One distraught father, gagged by court order from public discussion of his son’s case, said: ‘I only wanted respite help for three days, and that was three years ago. Now my son is having drugs forced down his throat. It makes me want to cry 24 hours a day and punch walls.’
Norman Lamb, the Liberal Democrat MP and former Care Minister in the Coalition, said there had been a total failure of the system, adding: ‘This is inhumane, immoral and breaching people’s human rights.’
Lamb intervened in one case of a 15-year-old girl with complex autism sent to an ATU. ‘The more she became confused, the worse her behaviour,’ he said. ‘She ended up ripping off her clothes and running around naked.’
The girl was regularly restrained and shut in seclusion but Mr Lamb helped obtain her freedom. ‘She behaved like an animal because she was treated like one,’ he said. ‘But from the moment she left, she never needed to be restrained again.’
Another woman with autism held for more than three years in an ATU said she was even stripped of her clothes and watched by male and female staff. ‘I felt so degraded and violated,’ she said.
Isabelle Garnett, an autism campaigner whose teenage son suffered terribly when taken into an ATU for almost two years, said people with autism and learning disabilities were placed in mental health hospitals due to lack of appropriate services in local communities.

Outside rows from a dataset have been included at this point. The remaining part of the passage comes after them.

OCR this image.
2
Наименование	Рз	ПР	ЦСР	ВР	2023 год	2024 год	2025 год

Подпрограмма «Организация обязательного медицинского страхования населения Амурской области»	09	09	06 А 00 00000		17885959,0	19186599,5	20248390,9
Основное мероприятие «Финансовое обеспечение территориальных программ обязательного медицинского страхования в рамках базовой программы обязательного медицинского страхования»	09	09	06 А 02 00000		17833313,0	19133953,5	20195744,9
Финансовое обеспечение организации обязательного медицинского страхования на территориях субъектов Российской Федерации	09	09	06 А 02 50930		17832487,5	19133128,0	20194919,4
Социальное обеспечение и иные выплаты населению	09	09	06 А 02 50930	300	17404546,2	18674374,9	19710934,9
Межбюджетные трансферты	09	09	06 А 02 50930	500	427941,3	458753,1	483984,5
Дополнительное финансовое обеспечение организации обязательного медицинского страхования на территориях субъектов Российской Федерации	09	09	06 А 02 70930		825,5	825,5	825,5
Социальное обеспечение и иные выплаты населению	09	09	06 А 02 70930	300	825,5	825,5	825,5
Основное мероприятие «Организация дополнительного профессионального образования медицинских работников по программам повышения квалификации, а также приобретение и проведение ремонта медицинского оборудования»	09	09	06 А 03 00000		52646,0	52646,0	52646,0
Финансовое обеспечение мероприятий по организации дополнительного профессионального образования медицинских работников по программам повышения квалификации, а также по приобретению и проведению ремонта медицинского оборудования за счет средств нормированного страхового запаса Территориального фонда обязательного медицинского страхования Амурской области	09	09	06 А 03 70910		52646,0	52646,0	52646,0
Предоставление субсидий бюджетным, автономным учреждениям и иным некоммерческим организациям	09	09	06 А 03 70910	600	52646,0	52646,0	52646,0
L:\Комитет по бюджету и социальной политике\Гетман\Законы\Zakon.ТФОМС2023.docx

‘Once they are admitted to hospital, people with autism are set up to fail,’ she said. ‘Being ripped away from all that they know and all who love them causes yet more stress.
‘The inappropriate hospital environment, care and treatment increases anxiety and consequently there is more challenging behaviour. This is the most vicious of circles: the hospital becomes the cause of the child’s continued detention.’
Tory MP Charles Walker, who has campaigned on mental health issues, said: ‘This seems like a system designed to burn through lives and burn through money.’
Sent away for nine months…still locked up after 18 years
Tony Hickmott is an autistic man whose mother Pam said ‘never harmed anyone in the community’ when living at home in Brighton. He was sent away supposedly for nine months, but has now, shamefully, spent almost 18 years in ATUs.
‘We were happy to care for him but just needed a little respite help,’ said Pam, 74, a retired hospital supervisor. ‘Instead, they took him away.’
She and her husband Roy had to fight in court to remain his legal guardians. They say he has been stuck in lonely seclusion, abused, restrained and had his arm badly broken in three places.
Although Tony is now 41 years old, he has to ask staff even to turn on his television. Yet despite their advancing years, his parents visit him every week in, all weathers, a 240-mile round trip from Brighton to Canterbury.
‘Our beloved son has lived half his life in an institution which has been heartless and cold,’ said his mother. ‘His right to a decent quality of life was taken away from him and so was his family. This has destroyed our lives also. We are very bitter. Yet he has done nothing wrong.’
The suffering that ended in tragedy for Stephanie
Stephanie Bincliffe left school at 16 and lived alone with support from a carer, despite a difficult form of autism called Pathological Demand Avoidance. But two years later she was sectioned, locked in a private mental unit and put in solitary confinement, compounding her anxieties and alienation.
For two years, she had to use wet wipes and a bedpan since there was no bath, shower or toilet. She was 15st stone when shut away. After seven years, her weight had soared by more than ten stone and she died in 2013 from heart failure and sleep apnoea caused by obesity.